Tener was born in Ireland in 1863. His widowed mother brought the family to the US. She died the same year leaving Tener an orphan. He managed to complete his schooling and started work in a steel factory in Pittsburgh, where he played for the local ball team. He spent the years 1885-1888 pitching for semi-pro and local teams. He was good enough to come to the attention of Chicago manager Cap Anson. He played for the second place White Stockings, going 11-7 with more strikeouts than walks and an ERA of 2.74 in 12 games. The season ended with a world tour to promote baseball. Tener went along, was chosen the team treasurer, and came to the attention of John Montgomery Ward. Ward made him Secretary of the Brotherhood of Professional Base Ball Players and he followed the union to the Player’s League in 1890. He left baseball following the collapse of the Brotherhood’s league with a record of 25-31 and 174 strikeouts in 506 innings.
He tried banking and was successful. He became a major civic leader, serving on the board of a bridging company and a railway line. In 1908 he ran for election as a Republican to the US House of Representatives from the 24th Congressional District of Pennsylvania. He ousted seven term congressman Ernest F. Acheson. In Washington his chief claim to fame was the creation of the Congressional baseball game which is still held. In 1911 he was elected Governor of Pennsylvania with 42% of the vote (there were three candidates), becoming the first Governor of Pennsylvania born outside the US since the 18th Century.
As Governor, Tener was a mild Progressive, supporting road improvement, regulation of public utilities, and public school reform. He set up an old age pension program for widows, one of the first in the nation. This made him popular and somewhat polarizing. In 1913, baseball came calling again.
The National League was having severe problems in the middle of the decade. The American League was outstripping them in both attendance and in playing skill. Much of the problem was supposed to be a lack of firm leadership at the top. In 1913 the league moguls decided not to renew the term of league President (Thomas Lynch). They offered the job to Tener. He accepted, but refused to take salary ($25,000 per year) while also receiving his salary as Governor of Pennsylvania.

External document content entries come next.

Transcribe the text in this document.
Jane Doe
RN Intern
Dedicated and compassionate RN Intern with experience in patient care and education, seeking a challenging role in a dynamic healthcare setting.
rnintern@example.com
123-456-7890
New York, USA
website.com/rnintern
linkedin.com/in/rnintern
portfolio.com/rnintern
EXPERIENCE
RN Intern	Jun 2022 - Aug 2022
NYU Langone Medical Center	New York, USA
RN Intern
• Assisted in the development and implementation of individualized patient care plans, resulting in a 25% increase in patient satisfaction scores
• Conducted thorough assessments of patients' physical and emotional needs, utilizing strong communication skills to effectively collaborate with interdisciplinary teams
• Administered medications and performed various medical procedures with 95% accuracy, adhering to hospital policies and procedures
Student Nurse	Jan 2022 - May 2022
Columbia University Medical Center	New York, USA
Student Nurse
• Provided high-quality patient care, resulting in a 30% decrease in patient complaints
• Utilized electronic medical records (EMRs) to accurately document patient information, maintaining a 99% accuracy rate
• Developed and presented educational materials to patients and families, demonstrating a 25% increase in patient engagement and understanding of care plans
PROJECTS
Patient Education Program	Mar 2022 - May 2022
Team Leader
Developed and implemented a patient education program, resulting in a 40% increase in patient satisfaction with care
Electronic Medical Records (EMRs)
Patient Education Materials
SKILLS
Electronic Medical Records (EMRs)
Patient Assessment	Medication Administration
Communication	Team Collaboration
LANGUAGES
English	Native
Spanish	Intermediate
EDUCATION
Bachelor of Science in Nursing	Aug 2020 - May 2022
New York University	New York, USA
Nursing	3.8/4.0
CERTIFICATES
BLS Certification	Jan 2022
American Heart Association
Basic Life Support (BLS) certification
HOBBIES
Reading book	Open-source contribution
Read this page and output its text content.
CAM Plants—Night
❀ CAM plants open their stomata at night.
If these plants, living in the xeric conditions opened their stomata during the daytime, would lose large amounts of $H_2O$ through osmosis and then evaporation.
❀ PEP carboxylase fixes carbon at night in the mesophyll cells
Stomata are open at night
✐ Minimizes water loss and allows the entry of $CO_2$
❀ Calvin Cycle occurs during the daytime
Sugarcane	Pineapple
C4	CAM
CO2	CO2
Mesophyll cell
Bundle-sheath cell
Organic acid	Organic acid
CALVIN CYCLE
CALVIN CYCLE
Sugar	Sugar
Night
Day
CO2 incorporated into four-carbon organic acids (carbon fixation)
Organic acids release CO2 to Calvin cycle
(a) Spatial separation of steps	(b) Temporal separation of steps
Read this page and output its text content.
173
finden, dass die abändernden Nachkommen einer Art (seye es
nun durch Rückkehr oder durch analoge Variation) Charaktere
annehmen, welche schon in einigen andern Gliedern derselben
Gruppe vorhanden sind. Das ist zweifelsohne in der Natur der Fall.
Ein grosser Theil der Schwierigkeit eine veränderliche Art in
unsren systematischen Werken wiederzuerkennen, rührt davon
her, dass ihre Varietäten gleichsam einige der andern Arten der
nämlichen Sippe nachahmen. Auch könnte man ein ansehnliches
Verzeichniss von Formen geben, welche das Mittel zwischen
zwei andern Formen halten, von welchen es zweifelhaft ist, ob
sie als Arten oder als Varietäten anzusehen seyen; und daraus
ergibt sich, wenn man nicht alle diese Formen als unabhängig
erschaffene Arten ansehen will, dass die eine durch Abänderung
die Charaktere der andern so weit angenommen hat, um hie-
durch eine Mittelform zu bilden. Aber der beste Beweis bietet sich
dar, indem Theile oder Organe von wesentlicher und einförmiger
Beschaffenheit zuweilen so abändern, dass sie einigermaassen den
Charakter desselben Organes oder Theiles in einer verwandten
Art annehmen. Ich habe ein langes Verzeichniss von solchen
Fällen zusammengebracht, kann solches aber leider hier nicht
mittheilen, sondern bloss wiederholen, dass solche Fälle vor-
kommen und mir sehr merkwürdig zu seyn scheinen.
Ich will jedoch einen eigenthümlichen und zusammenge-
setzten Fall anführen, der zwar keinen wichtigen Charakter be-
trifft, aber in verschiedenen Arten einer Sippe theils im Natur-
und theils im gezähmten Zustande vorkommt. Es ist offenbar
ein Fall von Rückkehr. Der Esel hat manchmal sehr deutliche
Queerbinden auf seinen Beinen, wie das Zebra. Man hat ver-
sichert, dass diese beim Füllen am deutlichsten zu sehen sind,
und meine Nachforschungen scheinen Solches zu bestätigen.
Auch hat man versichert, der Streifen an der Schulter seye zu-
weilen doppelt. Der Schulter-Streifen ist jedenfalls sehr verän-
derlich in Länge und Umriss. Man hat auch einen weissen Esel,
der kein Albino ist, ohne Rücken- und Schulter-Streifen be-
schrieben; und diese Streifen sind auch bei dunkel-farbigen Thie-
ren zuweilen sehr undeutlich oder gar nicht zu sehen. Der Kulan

He held both jobs until April, 1915.
As NL President, Tener had to face the growing clout of the AL and the 1914 challenge of the newly formed Federal League. He did better against the Feds than against the AL. He attacked the Feds at every opportunity, and was instrumental in pushing through the settlement that led to the collapse of the new league in 1915. He vigorously opposed gambling and issued stringent rules againt umpire-baiting by players and managers. This led inevitably to a confrontation with Giants manager John J. McGraw. In June 1917 he suspended McGraw for striking an umpire. McGraw drew a 16 day suspension and a $500 fine. McGraw, being McGraw, told anyone who would listen, including the newspapers, what he thought of Tener and where Tener and all his relations could go. Tener responded by upping the fine to $1500 (this is more or less equivalent to Judge Landis suspending Babe Ruth in the 1920s). That helped him get a one year contract extension as NL President. He served the year and retired in 1918, one year before the Black Sox scandal occurred and two years before it exploded into the headlines. His worries about gambling seemed to be true.
In retirement he returned to his business interests, ran again for Governor of Pennsylvania (he lost, coming in third), and ultimately becoming a director of the Philadelphia Phillies in the 1930s. He died in 1946, aged 82.
Tener led an interesting and involved life. He moves from baseball to banking to politics and back to baseball with ease. His Horatio Alger story is true. But more importantly, as far as I can tell he’s the only state Governor to have a baseball card (an 1880s cigarette card). Now that’s worth celebrating.